Aree che sono state oggetto di interventi di pulizia e rimozione rifiuti da parte dei volontari di Legambiente in passato, oltre che di segnalazioni. In particolare, numerose le azioni nei confronti dei Pobi, senza dubbio una delle spiagge più belle di tutto il lago Maggiore. Si chiede di «restituirla al suo ruolo naturalistico». Sì, perché «l’uso sconsiderato ha portato a un inquinamento da spazzatura che interessa una vasta area di bosco e costa, con rifiuti di ogni genere: assorbenti, pannolini, bottiglie e cartacce lasciate dappertutto». Inoltre «vengono illegalmente accesi fuochi, per la maggioranza anche a terra, a rischio incendio» e il bosco «è attualmente utilizzato come latrina: una vera e propria vergogna». Senza dimenticare che «le barche attraccano praticamente a riva, gettando ancore affilate che sono un pericolo per i bagnanti, specialmente bambini. In più casi sono stati riportati scontri tra nuotatori e barche in manovra». E se fatto notare, spesso si arrivano alle «aggressioni verbali». Una situazione «insostenibile». L’obiettivo ora è che l’area «diventi un luogo virtuoso di tutela». E ancora, fra le richieste anche che «l’accesso all’area sia consentito ai cittadini ma nel rispetto di un luogo che deve mettere al centro il rapporto tra uomo e natura». E quindi che «sia bloccato l’accesso carraio da via Pasturazza con una sbarra». Oltre a posizionare telecamere nelle vicinanze del bidone della spazzatura, ma anche «boe per delimitare l’attracco di barche troppo vicino a riva, e che il comportamento illecito sia punito dalla guardia costiera».
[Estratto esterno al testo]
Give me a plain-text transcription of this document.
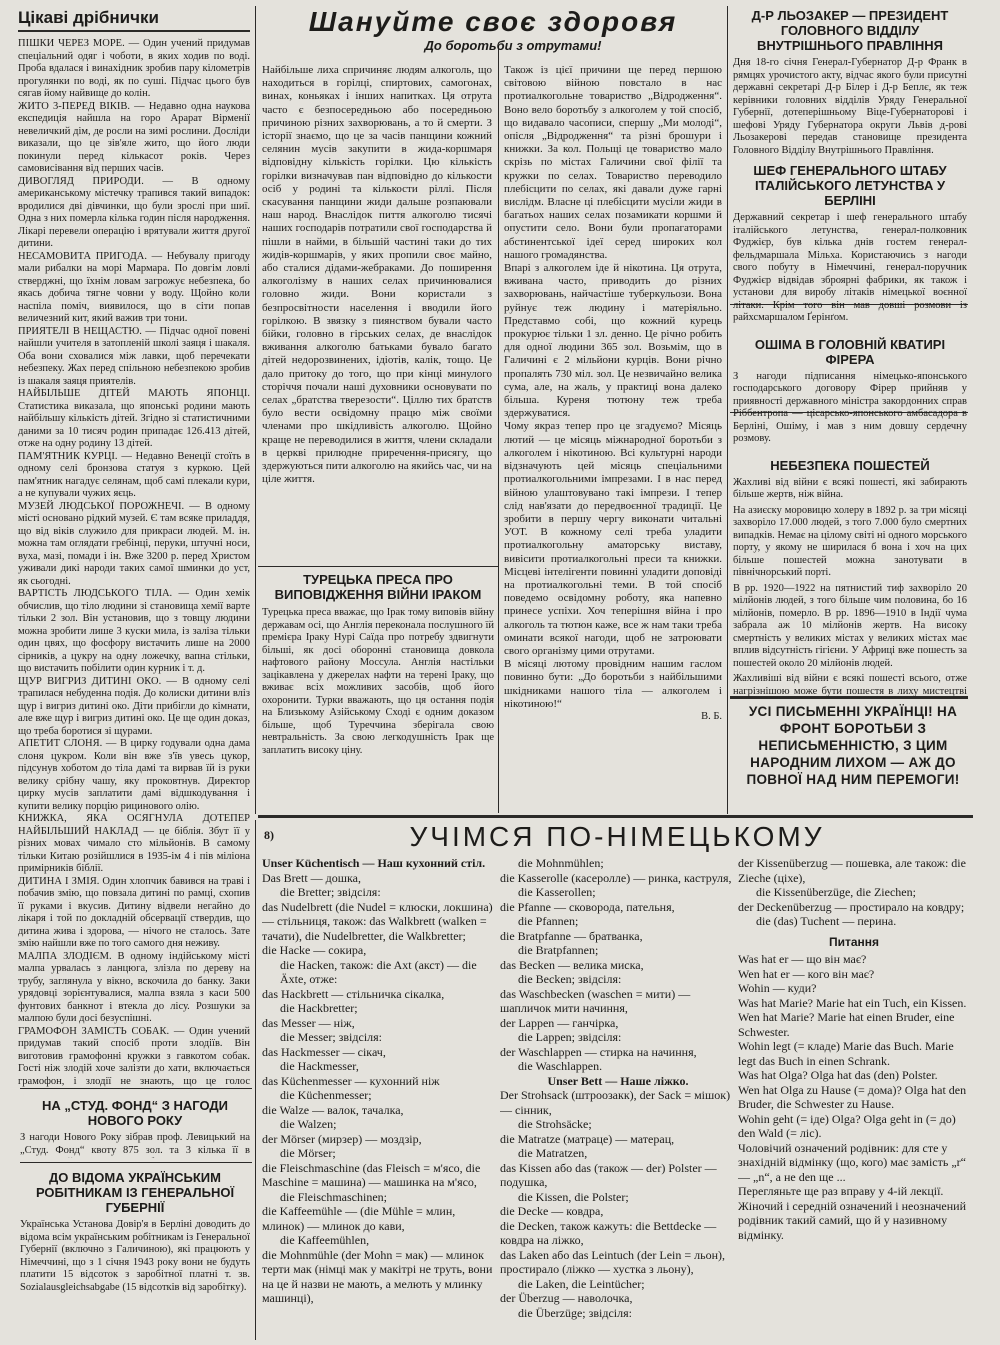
Цікаві дрібнички

ПІШКИ ЧЕРЕЗ МОРЕ. — Один учений придумав спеціальний одяг і чоботи, в яких ходив по воді. Проба вдалася і винахідник зробив пару кілометрів прогулянки по воді, як по суші. Підчас цього був сягав йому найвище до колін.

ЖИТО 3-ПЕРЕД ВІКІВ. — Недавно одна наукова експедиція найшла на горо Арарат Вірменії невеличкий дім, де росли на зимі рослини. Досліди виказали, що це зів'яле жито, що його люди покинули перед кількасот років. Через самовисівання від перших часів.

ДИВОГЛЯД ПРИРОДИ. — В одному американському містечку трапився такий випадок: вродилися дві дівчинки, що були зрослі при шиї. Одна з них померла кілька годин після народження. Лікарі перевели операцію і врятували життя другої дитини.

НЕСАМОВИТА ПРИГОДА. — Небувалу пригоду мали рибалки на морі Мармара. По довгім ловлі стверджні, що їхнім ловам загрожує небезпека, бо якась добича тягне човни у воду. Щойно коли наспіла поміч, виявилося, що в сіти попав величезний кит, який важив три тони.

ПРИЯТЕЛІ В НЕЩАСТЮ. — Підчас одної повені найшли учителя в затопленій школі заяця і шакаля. Оба вони сховалися між лавки, щоб перечекати небезпеку. Жах перед спільною небезпекою зробив із шакаля заяця приятелів.

НАЙБІЛЬШЕ ДІТЕЙ МАЮТЬ ЯПОНЦІ. Статистика виказала, що японські родини мають найбільшу кількість дітей. Згідно зі статистичними даними за 10 тисяч родин припадає 126.413 дітей, отже на одну родину 13 дітей.

ПАМ'ЯТНИК КУРЦІ. — Недавно Венеції стоїть в одному селі бронзова статуя з куркою. Цей пам'ятник нагадує селянам, щоб самі плекали кури, а не купували чужих яєць.

МУЗЕЙ ЛЮДСЬКОЇ ПОРОЖНЕЧІ. — В одному місті основано рідкий музей. Є там всяке приладдя, що від віків служило для прикраси людей. М. ін. можна там оглядати гребінці, перуки, штучні носи, вуха, мазі, помади і ін. Вже 3200 р. перед Христом уживали дикі народи таких самої шминки до уст, як сьогодні.

ВАРТІСТЬ ЛЮДСЬКОГО ТІЛА. — Один хемік обчислив, що тіло людини зі становища хемії варте тільки 2 зол. Він установив, що з товщу людини можна зробити лише 3 куски мила, із заліза тільки один цвях, що фосфору вистачить лише на 2000 сірників, а цукру на одну ложечку, вапна стільки, що вистачить побілити один курник і т. д.

ЩУР ВИГРИЗ ДИТИНІ ОКО. — В одному селі трапилася небуденна подія. До колиски дитини вліз щур і вигриз дитині око. Діти прибігли до кімнати, але вже щур і вигриз дитині око. Це ще один доказ, що треба боротися зі щурами.

АПЕТИТ СЛОНЯ. — В цирку годували одна дама слоня цукром. Коли він вже з'їв увесь цукор, підсунув хоботом до тіла дамі та вирвав їй із руки велику срібну чашу, яку проковтнув. Директор цирку мусів заплатити дамі відшкодування і купити велику порцію рицинового олію.

КНИЖКА, ЯКА ОСЯГНУЛА ДОТЕПЕР НАЙБІЛЬШИЙ НАКЛАД — це біблія. Збут її у різних мовах чимало сто мільйонів. В самому тільки Китаю розійшлися в 1935-ім 4 і пів міліона примірників біблії.

ДИТИНА І ЗМІЯ. Один хлопчик бавився на траві і побачив змію, що повзала дитині по рамці, схопив її руками і вкусив. Дитину відвели негайно до лікаря і той по докладній обсервації ствердив, що дитина жива і здорова, — нічого не сталось. Зате змію найшли вже по того самого дня неживу.

МАЛПА ЗЛОДІЄМ. В одному індійському місті малпа урвалась з ланцюга, злізла по дереву на трубу, заглянула у вікно, вскочила до банку. Заки урядовці зорієнтувалися, малпа взяла з каси 500 фунтових банкнот і втекла до лісу. Розшуки за малпою були досі безуспішні.

ГРАМОФОН ЗАМІСТЬ СОБАК. — Один учений придумав такий спосіб проти злодіїв. Він виготовив грамофонні кружки з гавкотом собак. Гості ніж злодій хоче залізти до хати, включається грамофон, і злодії не знають, що це голос

НА „СТУД. ФОНД“ З НАГОДИ НОВОГО РОКУ

З нагоди Нового Року зібрав проф. Левицький на „Студ. Фонд“ квоту 875 зол. та 3 кілька її в

ДО ВІДОМА УКРАЇНСЬКИМ РОБІТНИКАМ ІЗ ГЕНЕРАЛЬНОЇ ГУБЕРНІЇ

Українська Установа Довір'я в Берліні доводить до відома всім українським робітникам із Генеральної Губернії (включно з Галичиною), які працюють у Німеччині, що з 1 січня 1943 року вони не будуть платити 15 відсоток з заробітної платні т. зв. Sozialausgleichsabgabe (15 відсотків від заробітку).

Шануйте своє здоровя

До боротьби з отрутами!

Найбільше лиха спричиняє людям алкоголь, що находиться в горілці, спиртових, самогонах, винах, коньяках і інших напитках. Ця отрута часто є безпосередньою або посередньою причиною різних захворювань, а то й смерти. З історії знаємо, що це за часів панщини кожний селянин мусів закупити в жида-коршмаря відповідну кількість горілки. Цю кількість горілки визначував пан відповідно до кількости осіб у родині та кількости ріллі. Після скасування панщини жиди дальше розпаювали наш народ. Внаслідок пиття алкоголю тисячі наших господарів потратили свої господарства й пішли в найми, в більшій частині таки до тих жидів-коршмарів, у яких пропили своє майно, або сталися дідами-жебраками. До поширення алкоголізму в наших селах причинювалися головно жиди. Вони користали з безпросвітности населення і вводили його горілкою. В звязку з пиянством бували часто бійки, головно в гірських селах, де внаслідок вживання алкоголю батьками бувало багато дітей недорозвинених, ідіотів, калік, тощо. Це дало притоку до того, що при кінці минулого сторіччя почали наші духовники основувати по селах „братства тверезости“. Ціллю тих братств було вести освідомну працю між своїми членами про шкідливість алкоголю. Щойно краще не переводилися в життя, члени складали в церкві прилюдне приречення-присягу, що здержуються пити алкоголю на якийсь час, чи на ціле життя.

Також із цієї причини ще перед першою світовою війною повстало в нас протиалкогольне товариство „Відродження“. Воно вело боротьбу з алкоголем у той спосіб, що видавало часописи, спершу „Ми молоді“, опісля „Відродження“ та різні брошури і книжки. За кол. Польщі це товариство мало скрізь по містах Галичини свої філії та кружки по селах. Товариство переводило плебісцити по селах, які давали дуже гарні вислідм. Власне ці плебісцити мусіли жиди в багатьох наших селах позамикати коршми й опустити село. Вони були пропагаторами абстинентської ідеї серед широких кол нашого громадянства.
Впарі з алкоголем іде й нікотина. Ця отрута, вживана часто, приводить до різних захворювань, найчастіше туберкульози. Вона руйнує теж людину і матеріяльно. Представмо собі, що кожний курець прокурює тільки 1 зл. денно. Це річно робить для одної людини 365 зол. Возьмім, що в Галичині є 2 мільйони курців. Вони річно пропалять 730 міл. зол. Це незвичайно велика сума, але, на жаль, у практиці вона далеко більша. Куреня тютюну теж треба здержуватися.
Чому якраз тепер про це згадуємо? Місяць лютий — це місяць міжнародної боротьби з алкоголем і нікотиною. Всі культурні народи відзначують цей місяць спеціальними протиалкогольними імпрезами. І в нас перед війною улаштовувано такі імпрези. І тепер слід нав'язати до передвоєнної традиції. Це зробити в першу чергу виконати читальні УОТ. В кожному селі треба уладити протиалкогольну аматорську виставу, вивісити протиалкогольні преси та книжки. Місцеві інтелігенти повинні уладити доповіді на протиалкогольні теми. В той спосіб поведемо освідомну роботу, яка напевно принесе успіхи. Хоч теперішня війна і про алкоголь та тютюн каже, все ж нам таки треба оминати всякої нагоди, щоб не затроювати свого організму цими отрутами.
В місяці лютому провідним нашим гаслом повинно бути: „До боротьби з найбільшими шкідниками нашого тіла — алкоголем і нікотиною!“

В. Б.

ТУРЕЦЬКА ПРЕСА ПРО ВИПОВІДЖЕННЯ ВІЙНИ ІРАКОМ

Турецька преса вважає, що Ірак тому виповів війну державам осі, що Англія переконала послушного їй премієра Іраку Нурі Саїда про потребу здвигнути більші, як досі оборонні становища довкола нафтового району Моссула. Англія настільки зацікавлена у джерелах нафти на терені Іраку, що вживає всіх можливих засобів, щоб його охоронити. Турки вважають, що ця остання подія на Близькому Азійському Сході є одним доказом більше, щоб Туреччина зберігала свою невтральність. За свою легкодушність Ірак ще заплатить високу ціну.

Д-Р ЛЬОЗАКЕР — ПРЕЗИДЕНТ ГОЛОВНОГО ВІДДІЛУ ВНУТРІШНЬОГО ПРАВЛІННЯ

Дня 18-го січня Генерал-Губернатор Д-р Франк в рямцях урочистого акту, відчас якого були присутні державні секретарі Д-р Білер і Д-р Беплє, як теж керівники головних відділів Уряду Генеральної Губернії, дотеперішньому Віце-Губернаторові і шефові Уряду Губернатора округи Львів д-рові Льозакерові передав становище президента Головного Відділу Внутрішнього Правління.

ШЕФ ГЕНЕРАЛЬНОГО ШТАБУ ІТАЛІЙСЬКОГО ЛЕТУНСТВА У БЕРЛІНІ

Державний секретар і шеф генерального штабу італійського летунства, генерал-полковник Фуджієр, був кілька днів гостем генерал-фельдмаршала Мільха. Користаючись з нагоди свого побуту в Німеччині, генерал-поручник Фуджієр відвідав зброярні фабрики, як також і установи для виробу літаків німецької воєнної літаки. Крім того він мав довші розмови із райхсмаршалом Ґерінґом.

ОШІМА В ГОЛОВНІЙ КВАТИРІ ФІРЕРА

З нагоди підписання німецько-японського господарського договору Фірер прийняв у приявності державного міністра закордонних справ Ріббентропа — цісарсько-японського амбасадора в Берліні, Ошіму, і мав з ним довшу сердечну розмову.

НЕБЕЗПЕКА ПОШЕСТЕЙ

Жахливі від війни є всякі пошесті, які забирають більше жертв, ніж війна.

На азиєску моровицю холеру в 1892 р. за три місяці захворіло 17.000 людей, з того 7.000 було смертних випадків. Немає на цілому світі ні одного морського порту, у якому не ширилася б вона і хоч на цих більше пошестей можна занотувати в північнорський порті.

В рр. 1920—1922 на пятнистий тиф захворіло 20 мілйонів людей, з того більше чим половина, бо 16 мілйонів, померло. В рр. 1896—1910 в Індії чума забрала аж 10 мілйонів жертв. На високу смертність у великих містах у великих містах має вплив відсутність гігієни. У Африці вже пошесть за пошестей около 20 мілйонів людей.

Жахливіші від війни є всякі пошесті всього, отже нагрізнішою може бути пошестя в лиху мистецтві

УСІ ПИСЬМЕННІ УКРАЇНЦІ! НА ФРОНТ БОРОТЬБИ З НЕПИСЬМЕННІСТЮ, З ЦИМ НАРОДНИМ ЛИХОМ — АЖ ДО ПОВНОЇ НАД НИМ ПЕРЕМОГИ!

8)	УЧІМСЯ ПО-НІМЕЦЬКОМУ

Unser Küchentisch — Наш кухонний стіл.
Das Brett — дошка,
die Bretter; звідсіля:
das Nudelbrett (die Nudel = клюски, локшина) — стільниця, також: das Walkbrett (walken = тачати), die Nudelbretter, die Walkbretter;
die Hacke — сокира,
die Hacken, також: die Axt (акст) — die Äxte, отже:
das Hackbrett — стільничка сікалка,
die Hackbretter;
das Messer — ніж,
die Messer; звідсіля:
das Hackmesser — сікач,
die Hackmesser,
das Küchenmesser — кухонний ніж
die Küchenmesser;
die Walze — валок, тачалка,
die Walzen;
der Mörser (мирзер) — моздзір,
die Mörser;
die Fleischmaschine (das Fleisch = м'ясо, die Maschine = машина) — машинка на м'ясо,
die Fleischmaschinen;
die Kaffeemühle — (die Mühle = млин, млинок) — млинок до кави,
die Kaffeemühlen,
die Mohnmühle (der Mohn = мак) — млинок терти мак (німці мак у макітрі не труть, вони на це й назви не мають, а мелють у млинку машинці),
die Mohnmühlen;
die Kasserolle (касеролле) — ринка, каструля,
die Kasserollen;
die Pfanne — сковорода, пательня,
die Pfannen;
die Bratpfanne — братванка,
die Bratpfannen;
das Becken — велика миска,
die Becken; звідсіля:
das Waschbecken (waschen = мити) — шапличок мити начиння,
der Lappen — ганчірка,
die Lappen; звідсіля:
der Waschlappen — стирка на начиння,
die Waschlappen.
Unser Bett — Наше ліжко.
Der Strohsack (штроозакк), der Sack = мішок) — сінник,
die Strohsäcke;
die Matratze (матраце) — матерац,
die Matratzen,
das Kissen або das (також — der) Polster — подушка,
die Kissen, die Polster;
die Decke — ковдра,
die Decken, також кажуть: die Bettdecke — ковдра на ліжко,
das Laken або das Leintuch (der Lein = льон), простирало (ліжко — хустка з льону),
die Laken, die Leintücher;
der Überzug — наволочка,
die Überzüge; звідсіля:
der Kissenüberzug — пошевка, але також: die Zieche (ціхе),
die Kissenüberzüge, die Ziechen;
der Deckenüberzug — простирало на ковдру;
die (das) Tuchent — перина.
Питання
Was hat er — що він має?
Wen hat er — кого він має?
Wohin — куди?
Was hat Marie? Marie hat ein Tuch, ein Kissen.
Wen hat Marie? Marie hat einen Bruder, eine Schwester.
Wohin legt (= кладе) Marie das Buch. Marie legt das Buch in einen Schrank.
Was hat Olga? Olga hat das (den) Polster.
Wen hat Olga zu Hause (= дома)? Olga hat den Bruder, die Schwester zu Hause.
Wohin geht (= іде) Olga? Olga geht in (= до) den Wald (= ліс).
Чоловічий означений родівник: для сте у знахідній відмінку (що, кого) має замість „r“ — „n“, а не den ще ...
Перегляньте ще раз вправу у 4-ій лекції.
Жіночий і середній означений і неозначений родівник такий самий, що й у називному відмінку.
Parco Europa tra natura e svago

Anche il parco Europa fra le priorità di Legambiente. Da «rivalorizzare come area naturalistica ma al contempo di svago, nel rispetto dell’ambiente». Che sia quindi un «riferimento per chi vuole trascorrere del tempo in riva al fiume, senza farsi mancare alcuni comfort». Da qui, la richiesta che «il parcheggio torni utilizzabile senza rischi (adeguando pavimentazione, illuminazione, accesso al parco, sistemi di sicurezza)». Oltre a essere «rinnovato puntando all’installazione di colonnine di ricarica per veicoli elettrici o puntando a coprire l’area con pensiline fotovoltaiche». Si chiede anche che siano «disponibili servizi igienici basici, accessibili per gli utenti dell’area» e di «porre fine all’utilizzo dell’ambiente naturale come fosse una latrina». E ancora: «Si crei una zona dedicata a chi non vuole rinunciare alla grigliata domenicale, ma che possa avvenire in sicurezza creando un regolamento dedicato e facendo intervenire le forze dell’ordine». Infine: «Si crei una narrazione sull’area e si monitorino le specie arboree presenti, evitando di intervenire in maniera emergenziale».
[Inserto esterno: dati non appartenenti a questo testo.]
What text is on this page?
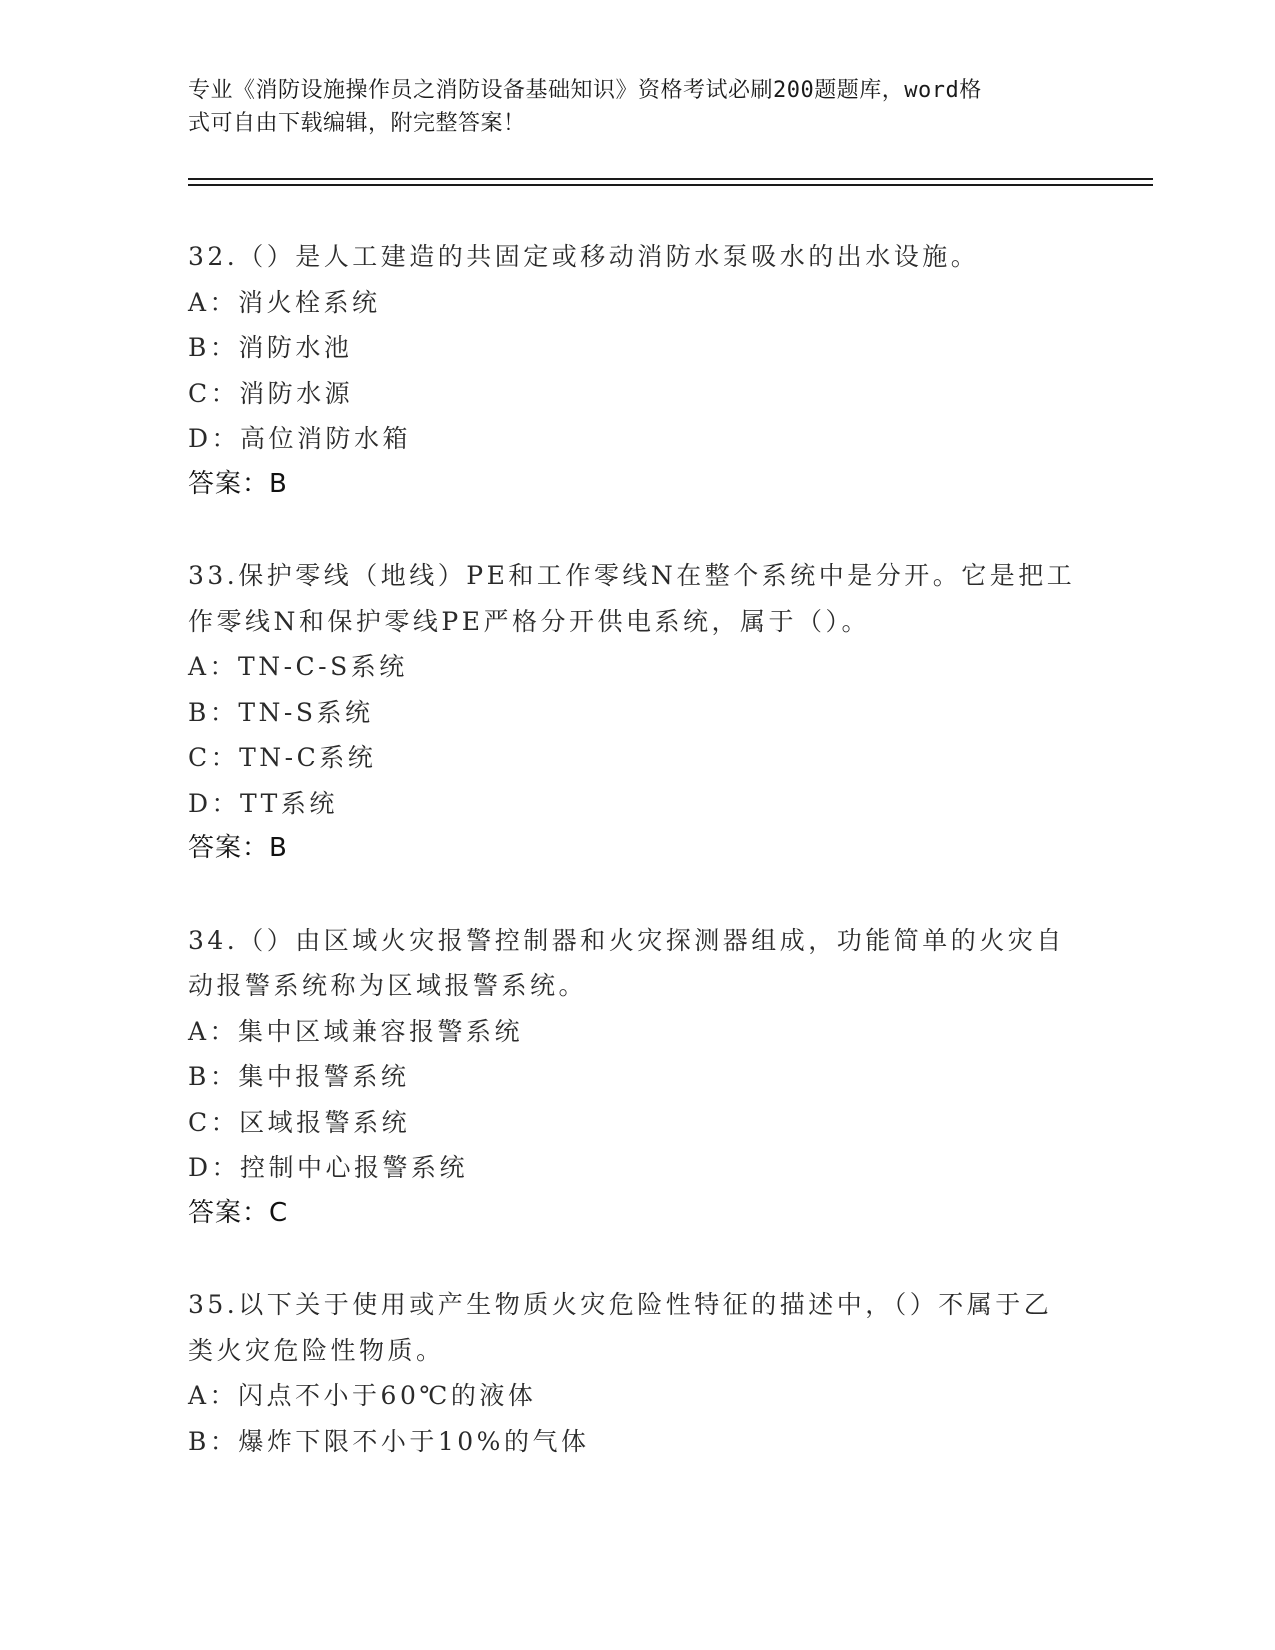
专业《消防设施操作员之消防设备基础知识》资格考试必刷200题题库，word格
式可自由下载编辑，附完整答案！
32.（）是人工建造的共固定或移动消防水泵吸水的出水设施。
A：消火栓系统
B：消防水池
C：消防水源
D：高位消防水箱
答案：B
33.保护零线（地线）PE和工作零线N在整个系统中是分开。它是把工
作零线N和保护零线PE严格分开供电系统，属于（）。
A：TN-C-S系统
B：TN-S系统
C：TN-C系统
D：TT系统
答案：B
34.（）由区域火灾报警控制器和火灾探测器组成，功能简单的火灾自
动报警系统称为区域报警系统。
A：集中区域兼容报警系统
B：集中报警系统
C：区域报警系统
D：控制中心报警系统
答案：C
35.以下关于使用或产生物质火灾危险性特征的描述中，（）不属于乙
类火灾危险性物质。
A：闪点不小于60℃的液体
B：爆炸下限不小于10%的气体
«Serve un cambio». I firmatari

La lettera è stata firmata anche da alcuni cittadini: Andrea Sottoriva, Richard Blech, Fabrizio Leonardi, Elido, Rosanna e Gionata Pisoni, Loredana Caddeo, Donatella Ferrari, Roberta Maltagliati, Mattia Basilico, Rosa La Rosa, Carlo Legnani, Paola Macchi, Adele Casati, Francesca Ventura, Gionata e Amos Rogiani, Angelo Cora, Filippo Perricone, Claudio Bullita, Mara Lupo Stanghelini, Elisa e Marco Colombo. Che sottolineano: «La nostra posizione è sempre la stessa, è necessario un cambio importante. Tanto
culturale per i cittadini, quanto di gestione per chi è responsabile del bene comune».